Je suis dans la cuisine. Je vais dans la véranda, seul espace vide où marcher un peu.
C’est à peu près tout ce dont je me souviens de l’émotion qui m’a nécessairement saisi — comme à la mort de Brassens, de Brel ou de Ferré.
(En revanche, je ne sais ni où j’étais, ni ce que je faisais le jour où Brel, Brassens, Ferré sont morts…)
Je recevrai ensuite des appels téléphoniques d’amis et des proches pour m’annoncer la nouvelle, comme on le fait auprès de la famille ou d’amis ou de proches de la personne défunte pour dire sa sollicitude ou partager son chagrin.
IV
On vous voyait peu à la télévision, mais Alain avait vu le “clip” de Si d’amour à mort.
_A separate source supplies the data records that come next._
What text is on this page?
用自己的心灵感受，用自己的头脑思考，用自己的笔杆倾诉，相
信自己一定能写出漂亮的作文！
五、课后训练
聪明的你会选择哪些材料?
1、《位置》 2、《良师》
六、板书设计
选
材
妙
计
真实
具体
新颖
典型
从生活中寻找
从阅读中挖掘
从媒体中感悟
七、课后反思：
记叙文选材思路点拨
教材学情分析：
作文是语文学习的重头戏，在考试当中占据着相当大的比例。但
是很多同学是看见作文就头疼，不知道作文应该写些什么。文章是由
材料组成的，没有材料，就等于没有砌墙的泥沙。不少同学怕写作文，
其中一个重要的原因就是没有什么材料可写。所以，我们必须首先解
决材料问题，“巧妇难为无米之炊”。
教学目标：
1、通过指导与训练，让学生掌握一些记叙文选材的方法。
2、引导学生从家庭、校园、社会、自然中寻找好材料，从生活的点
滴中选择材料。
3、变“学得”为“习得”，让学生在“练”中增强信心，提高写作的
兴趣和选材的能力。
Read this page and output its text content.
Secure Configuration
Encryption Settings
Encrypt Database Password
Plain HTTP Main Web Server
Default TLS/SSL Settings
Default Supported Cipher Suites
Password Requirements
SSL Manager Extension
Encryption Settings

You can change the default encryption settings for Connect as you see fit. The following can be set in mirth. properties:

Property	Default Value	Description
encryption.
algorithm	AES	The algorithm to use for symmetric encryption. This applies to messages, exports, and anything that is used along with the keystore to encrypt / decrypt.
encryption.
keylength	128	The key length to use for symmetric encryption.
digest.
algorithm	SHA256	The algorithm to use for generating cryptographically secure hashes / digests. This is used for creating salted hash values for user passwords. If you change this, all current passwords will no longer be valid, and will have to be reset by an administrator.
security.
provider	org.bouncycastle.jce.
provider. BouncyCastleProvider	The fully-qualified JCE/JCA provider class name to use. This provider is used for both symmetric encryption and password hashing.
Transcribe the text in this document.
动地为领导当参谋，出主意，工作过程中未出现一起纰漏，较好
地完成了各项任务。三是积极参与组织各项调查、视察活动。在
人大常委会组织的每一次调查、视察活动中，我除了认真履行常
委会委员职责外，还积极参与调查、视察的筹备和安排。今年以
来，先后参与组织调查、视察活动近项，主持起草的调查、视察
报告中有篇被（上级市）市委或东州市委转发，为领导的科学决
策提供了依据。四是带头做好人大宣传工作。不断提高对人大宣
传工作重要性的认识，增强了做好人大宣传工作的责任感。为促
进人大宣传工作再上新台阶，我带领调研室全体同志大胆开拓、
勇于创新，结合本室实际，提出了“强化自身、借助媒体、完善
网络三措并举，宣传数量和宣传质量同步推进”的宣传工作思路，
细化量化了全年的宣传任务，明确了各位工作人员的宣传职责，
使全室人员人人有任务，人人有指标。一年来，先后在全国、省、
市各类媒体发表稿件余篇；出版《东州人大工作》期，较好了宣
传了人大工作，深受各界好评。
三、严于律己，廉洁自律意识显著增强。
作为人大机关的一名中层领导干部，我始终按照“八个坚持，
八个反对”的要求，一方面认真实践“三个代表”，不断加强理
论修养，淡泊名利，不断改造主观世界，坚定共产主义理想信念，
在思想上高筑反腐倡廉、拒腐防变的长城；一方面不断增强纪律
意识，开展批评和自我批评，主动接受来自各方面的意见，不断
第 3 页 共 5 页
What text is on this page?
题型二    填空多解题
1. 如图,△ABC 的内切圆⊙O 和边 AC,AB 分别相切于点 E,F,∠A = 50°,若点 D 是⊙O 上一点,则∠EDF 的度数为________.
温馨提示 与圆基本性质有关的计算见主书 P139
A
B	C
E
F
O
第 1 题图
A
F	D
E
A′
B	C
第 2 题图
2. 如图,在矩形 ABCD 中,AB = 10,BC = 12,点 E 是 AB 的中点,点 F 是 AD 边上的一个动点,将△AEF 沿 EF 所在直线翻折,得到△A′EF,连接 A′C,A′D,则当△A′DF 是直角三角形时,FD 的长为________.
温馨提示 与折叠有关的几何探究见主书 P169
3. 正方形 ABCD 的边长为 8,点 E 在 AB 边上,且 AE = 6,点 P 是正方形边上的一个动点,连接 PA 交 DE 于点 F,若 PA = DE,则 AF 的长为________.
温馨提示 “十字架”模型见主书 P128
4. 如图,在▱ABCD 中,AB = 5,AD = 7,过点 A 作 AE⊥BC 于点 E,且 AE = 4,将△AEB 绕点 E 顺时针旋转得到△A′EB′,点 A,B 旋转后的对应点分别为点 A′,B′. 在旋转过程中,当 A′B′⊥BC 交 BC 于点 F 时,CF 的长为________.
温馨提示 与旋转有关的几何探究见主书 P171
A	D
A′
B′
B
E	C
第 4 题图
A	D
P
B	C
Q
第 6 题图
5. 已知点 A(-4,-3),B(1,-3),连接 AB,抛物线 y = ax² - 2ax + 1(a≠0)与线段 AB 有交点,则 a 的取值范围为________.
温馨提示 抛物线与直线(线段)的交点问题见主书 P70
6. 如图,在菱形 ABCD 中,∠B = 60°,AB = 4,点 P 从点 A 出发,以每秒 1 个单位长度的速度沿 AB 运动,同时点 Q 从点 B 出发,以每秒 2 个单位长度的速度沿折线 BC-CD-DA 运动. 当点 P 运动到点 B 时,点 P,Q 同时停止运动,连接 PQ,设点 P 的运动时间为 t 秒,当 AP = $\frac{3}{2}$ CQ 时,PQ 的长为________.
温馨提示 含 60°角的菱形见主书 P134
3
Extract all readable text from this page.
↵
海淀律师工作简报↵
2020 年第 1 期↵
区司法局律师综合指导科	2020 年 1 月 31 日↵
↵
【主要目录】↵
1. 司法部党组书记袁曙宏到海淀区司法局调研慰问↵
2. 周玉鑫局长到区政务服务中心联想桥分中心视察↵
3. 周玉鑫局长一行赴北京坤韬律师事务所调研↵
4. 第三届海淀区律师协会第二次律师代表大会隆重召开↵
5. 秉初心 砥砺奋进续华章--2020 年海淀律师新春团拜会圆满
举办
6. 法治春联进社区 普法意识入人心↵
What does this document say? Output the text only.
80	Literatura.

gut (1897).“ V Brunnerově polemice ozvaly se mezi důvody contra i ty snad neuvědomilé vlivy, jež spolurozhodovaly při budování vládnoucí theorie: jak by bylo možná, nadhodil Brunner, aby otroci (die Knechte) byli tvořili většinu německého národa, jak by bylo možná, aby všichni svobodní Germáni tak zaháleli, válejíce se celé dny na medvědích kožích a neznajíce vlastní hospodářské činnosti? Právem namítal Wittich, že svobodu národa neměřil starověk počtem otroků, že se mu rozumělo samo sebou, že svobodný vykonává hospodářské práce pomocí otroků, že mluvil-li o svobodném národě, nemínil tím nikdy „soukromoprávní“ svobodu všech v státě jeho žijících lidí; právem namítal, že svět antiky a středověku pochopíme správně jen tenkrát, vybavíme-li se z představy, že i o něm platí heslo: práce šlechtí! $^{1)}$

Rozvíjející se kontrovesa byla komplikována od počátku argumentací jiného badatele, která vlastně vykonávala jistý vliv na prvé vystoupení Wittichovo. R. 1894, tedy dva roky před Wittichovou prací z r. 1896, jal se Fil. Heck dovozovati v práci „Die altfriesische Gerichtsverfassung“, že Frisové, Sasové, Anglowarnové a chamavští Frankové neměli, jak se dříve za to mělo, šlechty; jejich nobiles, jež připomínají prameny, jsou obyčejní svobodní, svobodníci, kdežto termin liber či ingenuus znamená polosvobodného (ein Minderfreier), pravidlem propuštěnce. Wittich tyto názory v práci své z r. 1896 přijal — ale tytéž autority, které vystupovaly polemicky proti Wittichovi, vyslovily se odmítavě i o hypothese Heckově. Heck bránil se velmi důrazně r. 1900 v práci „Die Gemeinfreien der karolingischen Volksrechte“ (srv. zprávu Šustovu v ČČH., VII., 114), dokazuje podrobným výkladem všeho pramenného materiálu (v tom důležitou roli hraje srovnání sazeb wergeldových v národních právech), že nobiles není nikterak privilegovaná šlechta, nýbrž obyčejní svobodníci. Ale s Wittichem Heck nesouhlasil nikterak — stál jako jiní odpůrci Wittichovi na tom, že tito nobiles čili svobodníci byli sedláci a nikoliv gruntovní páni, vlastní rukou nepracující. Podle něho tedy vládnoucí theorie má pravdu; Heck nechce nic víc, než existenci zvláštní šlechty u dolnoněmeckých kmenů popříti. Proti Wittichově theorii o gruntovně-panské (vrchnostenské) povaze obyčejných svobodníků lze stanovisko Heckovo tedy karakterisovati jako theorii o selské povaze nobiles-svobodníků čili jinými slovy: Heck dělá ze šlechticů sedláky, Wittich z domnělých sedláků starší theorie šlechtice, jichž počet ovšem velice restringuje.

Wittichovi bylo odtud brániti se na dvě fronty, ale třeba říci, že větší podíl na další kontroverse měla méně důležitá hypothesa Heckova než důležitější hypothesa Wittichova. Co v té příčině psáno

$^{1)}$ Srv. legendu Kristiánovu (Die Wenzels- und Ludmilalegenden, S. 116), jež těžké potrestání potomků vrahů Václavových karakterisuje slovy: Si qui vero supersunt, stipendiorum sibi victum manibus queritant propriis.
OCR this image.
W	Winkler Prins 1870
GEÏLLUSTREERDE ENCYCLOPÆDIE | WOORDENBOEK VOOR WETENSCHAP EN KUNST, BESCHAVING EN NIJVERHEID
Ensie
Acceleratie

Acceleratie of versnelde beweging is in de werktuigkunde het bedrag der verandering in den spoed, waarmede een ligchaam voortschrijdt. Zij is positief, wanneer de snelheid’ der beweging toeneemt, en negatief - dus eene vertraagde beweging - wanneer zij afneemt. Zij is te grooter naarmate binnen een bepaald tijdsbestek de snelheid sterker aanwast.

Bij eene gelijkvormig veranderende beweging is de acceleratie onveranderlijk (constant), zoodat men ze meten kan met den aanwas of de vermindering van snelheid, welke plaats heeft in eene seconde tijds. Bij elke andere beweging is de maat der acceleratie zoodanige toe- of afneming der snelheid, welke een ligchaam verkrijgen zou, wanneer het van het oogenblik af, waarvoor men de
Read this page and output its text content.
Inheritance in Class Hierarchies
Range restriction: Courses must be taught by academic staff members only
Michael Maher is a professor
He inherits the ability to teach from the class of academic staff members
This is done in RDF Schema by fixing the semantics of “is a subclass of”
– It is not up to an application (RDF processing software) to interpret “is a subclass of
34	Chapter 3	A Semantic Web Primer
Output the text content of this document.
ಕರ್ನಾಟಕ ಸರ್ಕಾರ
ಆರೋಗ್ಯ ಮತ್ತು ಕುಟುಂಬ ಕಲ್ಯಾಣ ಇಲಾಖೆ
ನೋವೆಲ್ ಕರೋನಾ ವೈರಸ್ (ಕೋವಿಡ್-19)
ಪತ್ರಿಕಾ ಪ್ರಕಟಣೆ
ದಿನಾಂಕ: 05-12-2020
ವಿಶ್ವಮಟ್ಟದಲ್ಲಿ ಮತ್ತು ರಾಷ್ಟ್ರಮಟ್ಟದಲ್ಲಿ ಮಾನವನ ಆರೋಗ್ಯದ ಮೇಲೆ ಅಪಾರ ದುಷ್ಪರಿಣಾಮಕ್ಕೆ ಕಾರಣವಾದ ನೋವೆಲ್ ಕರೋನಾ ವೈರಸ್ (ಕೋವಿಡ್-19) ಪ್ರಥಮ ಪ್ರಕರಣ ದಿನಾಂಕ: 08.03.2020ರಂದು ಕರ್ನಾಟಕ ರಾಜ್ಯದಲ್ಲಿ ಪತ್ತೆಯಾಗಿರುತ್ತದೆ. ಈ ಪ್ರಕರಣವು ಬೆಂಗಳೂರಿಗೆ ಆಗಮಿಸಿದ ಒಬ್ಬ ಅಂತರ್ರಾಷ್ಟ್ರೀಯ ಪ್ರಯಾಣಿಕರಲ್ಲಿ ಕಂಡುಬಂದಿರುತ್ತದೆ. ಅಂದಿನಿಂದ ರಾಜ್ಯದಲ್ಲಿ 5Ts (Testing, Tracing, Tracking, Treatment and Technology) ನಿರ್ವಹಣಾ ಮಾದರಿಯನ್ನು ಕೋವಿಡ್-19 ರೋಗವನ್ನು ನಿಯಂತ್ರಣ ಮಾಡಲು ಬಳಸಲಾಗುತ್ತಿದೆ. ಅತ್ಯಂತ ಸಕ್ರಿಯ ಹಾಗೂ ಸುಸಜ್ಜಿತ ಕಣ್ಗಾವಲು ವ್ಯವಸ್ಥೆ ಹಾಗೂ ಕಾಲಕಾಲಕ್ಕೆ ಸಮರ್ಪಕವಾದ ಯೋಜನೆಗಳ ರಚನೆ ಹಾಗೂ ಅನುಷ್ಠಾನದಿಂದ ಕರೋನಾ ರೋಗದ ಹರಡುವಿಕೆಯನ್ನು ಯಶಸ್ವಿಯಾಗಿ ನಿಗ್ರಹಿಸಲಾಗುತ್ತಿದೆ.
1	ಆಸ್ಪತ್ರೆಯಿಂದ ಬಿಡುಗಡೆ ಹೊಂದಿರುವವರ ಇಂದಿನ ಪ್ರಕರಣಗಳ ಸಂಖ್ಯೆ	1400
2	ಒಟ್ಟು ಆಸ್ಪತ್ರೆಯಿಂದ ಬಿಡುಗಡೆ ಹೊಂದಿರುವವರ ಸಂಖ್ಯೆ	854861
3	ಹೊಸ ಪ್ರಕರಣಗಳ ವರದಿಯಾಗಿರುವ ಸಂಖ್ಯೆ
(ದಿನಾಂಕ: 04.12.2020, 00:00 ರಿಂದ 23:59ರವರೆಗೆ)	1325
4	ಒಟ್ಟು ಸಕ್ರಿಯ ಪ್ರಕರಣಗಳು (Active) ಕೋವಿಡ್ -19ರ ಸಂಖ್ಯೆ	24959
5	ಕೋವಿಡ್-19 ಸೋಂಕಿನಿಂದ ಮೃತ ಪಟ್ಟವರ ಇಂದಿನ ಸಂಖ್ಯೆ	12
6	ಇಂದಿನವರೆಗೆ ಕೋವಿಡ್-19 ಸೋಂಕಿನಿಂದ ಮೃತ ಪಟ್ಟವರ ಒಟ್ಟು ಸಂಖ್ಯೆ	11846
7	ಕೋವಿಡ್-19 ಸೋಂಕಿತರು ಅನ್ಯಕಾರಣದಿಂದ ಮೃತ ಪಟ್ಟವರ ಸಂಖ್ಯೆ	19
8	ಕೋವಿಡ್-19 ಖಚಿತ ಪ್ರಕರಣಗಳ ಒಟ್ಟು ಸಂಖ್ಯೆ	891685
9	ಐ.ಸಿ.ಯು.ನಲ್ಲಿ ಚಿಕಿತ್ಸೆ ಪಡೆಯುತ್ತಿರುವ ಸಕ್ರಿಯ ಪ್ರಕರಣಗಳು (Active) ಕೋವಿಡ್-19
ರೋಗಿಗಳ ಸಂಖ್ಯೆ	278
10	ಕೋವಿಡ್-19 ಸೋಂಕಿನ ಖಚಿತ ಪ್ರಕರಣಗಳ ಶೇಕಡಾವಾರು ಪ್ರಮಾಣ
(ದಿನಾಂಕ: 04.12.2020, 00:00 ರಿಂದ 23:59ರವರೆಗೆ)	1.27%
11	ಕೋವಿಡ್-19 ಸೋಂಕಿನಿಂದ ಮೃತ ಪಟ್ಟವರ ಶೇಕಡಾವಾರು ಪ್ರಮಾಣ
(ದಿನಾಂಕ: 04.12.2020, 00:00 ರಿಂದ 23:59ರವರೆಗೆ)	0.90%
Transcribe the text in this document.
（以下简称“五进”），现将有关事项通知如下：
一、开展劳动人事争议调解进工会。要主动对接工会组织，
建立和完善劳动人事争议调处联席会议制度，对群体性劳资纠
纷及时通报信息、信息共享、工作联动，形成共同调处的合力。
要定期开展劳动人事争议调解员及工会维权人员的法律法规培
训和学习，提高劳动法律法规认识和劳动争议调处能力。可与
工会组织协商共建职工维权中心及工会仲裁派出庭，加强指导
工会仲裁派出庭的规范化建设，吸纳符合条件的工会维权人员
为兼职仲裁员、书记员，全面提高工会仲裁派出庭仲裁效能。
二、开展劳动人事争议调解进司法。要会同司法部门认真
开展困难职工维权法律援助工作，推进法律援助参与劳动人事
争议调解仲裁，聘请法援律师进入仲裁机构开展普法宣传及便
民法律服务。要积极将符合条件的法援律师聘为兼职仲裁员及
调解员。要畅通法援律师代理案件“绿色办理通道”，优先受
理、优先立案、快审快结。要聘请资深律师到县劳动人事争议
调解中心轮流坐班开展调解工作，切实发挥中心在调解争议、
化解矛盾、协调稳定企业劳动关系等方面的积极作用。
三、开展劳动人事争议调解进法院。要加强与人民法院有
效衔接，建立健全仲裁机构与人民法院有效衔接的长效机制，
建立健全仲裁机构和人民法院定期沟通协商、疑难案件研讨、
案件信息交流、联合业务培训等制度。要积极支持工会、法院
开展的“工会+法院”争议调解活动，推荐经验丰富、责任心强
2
Il avait pu l’enregistrer sur son magnétoscope, me l’avait montré, il se le passait en boucle.
C’était avant qu’il décède à son tour.
J’ai mis longtemps avant de pouvoir écouter la chanson sans penser à — ni pleurer sur lui.
V
J.-P. disait de vous que vous étiez une grande tragédienne de la chanson.
C’était une banalité, certes, mais cela fait sens — et chaîne… — avec ce que j’écris ici.